To reach true Reconciliation, all Australians must consider the history and culture of Aboriginal and Torres Strait Islander peoples.  This is both pre and post colonisation history.  Without this consideration the Reconciliation journey will not progress. 

  • To understand Reconciliation, we must first identify its fundamental requirement, which is to come together and strengthen relationships between Aboriginal and Torres Strait Islander peoples and non-Indigenous peoples.  
  • This involves considering and understanding the history and culture of Aboriginal and Torres Strait Islander peoples, while also implementing practical approaches.  
  • We need to seek comprehension of the traumatic experiences faced by Aboriginal and Torres Strait Islander peoples and the impact of these experiences on their lives, culture, family, and spirituality.  
  • This means embarking on a learning and cultural awareness journey, guided by Aboriginal and Torres Strait Islander peoples themselves.  
  • Only once we fully realise Aboriginal and Torres Strait Islander peoples’ history, our shared history as Australians, and its’ daily manifestations in the present can we form and strengthen positive relationships with one another and work towards meaningful Reconciliation.  
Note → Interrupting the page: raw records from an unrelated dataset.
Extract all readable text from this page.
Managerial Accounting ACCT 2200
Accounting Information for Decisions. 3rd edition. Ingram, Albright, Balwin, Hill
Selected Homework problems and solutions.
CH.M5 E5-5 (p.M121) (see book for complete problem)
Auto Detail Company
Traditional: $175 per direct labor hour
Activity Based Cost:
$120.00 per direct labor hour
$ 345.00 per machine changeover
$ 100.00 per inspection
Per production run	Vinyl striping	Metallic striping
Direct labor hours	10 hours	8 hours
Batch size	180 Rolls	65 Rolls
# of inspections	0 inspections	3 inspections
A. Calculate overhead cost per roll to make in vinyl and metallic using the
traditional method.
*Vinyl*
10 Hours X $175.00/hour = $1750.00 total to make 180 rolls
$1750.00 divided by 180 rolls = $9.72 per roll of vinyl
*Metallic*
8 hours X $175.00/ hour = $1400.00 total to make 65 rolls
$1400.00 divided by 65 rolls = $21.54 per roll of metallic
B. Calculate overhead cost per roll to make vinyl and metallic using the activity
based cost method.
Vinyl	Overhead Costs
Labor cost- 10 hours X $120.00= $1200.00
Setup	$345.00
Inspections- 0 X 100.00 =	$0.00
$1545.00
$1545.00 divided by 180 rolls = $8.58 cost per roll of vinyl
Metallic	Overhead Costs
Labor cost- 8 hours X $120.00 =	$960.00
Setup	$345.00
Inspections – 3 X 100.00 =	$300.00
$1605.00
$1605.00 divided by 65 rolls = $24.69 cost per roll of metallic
Reconciliation is not a one-off encounter, rather it is an ongoing journey, comprising of small, but consistent steps in appreciating the importance of equity, equality, unity and self-determination. Achieving social justice is the ultimate goal.  

Although it takes time and great effort, Islam establishes through commandments and guidance by the Prophets as well as Caliphs that we should constantly strive to protect the rights of others. This notion is even further embedded into the roots of Islam as every Muslim is obliged to not only accept and recognise human rights, but to also ensure these rights are enforced.  

The obligations of Muslims to act honestly, fairly and with moral excellence highlights the importance of Reconciliation in Islam and the significance of righteous and sincere action based on wisdom.  

Muslim communities and Aboriginal and Torres Strait Islander communities have many shared experiences and values steeped in spiritual understanding.  

We look forward to continuing this journey proactively as we launch and implement MWA’s Reconciliation Action Plan. We have been active in the development of MWA’s Reconciliation Plan for over a year, and we are sincerely grateful and indebted to the guides and teachers God has sent our way bringing years of work to fruition.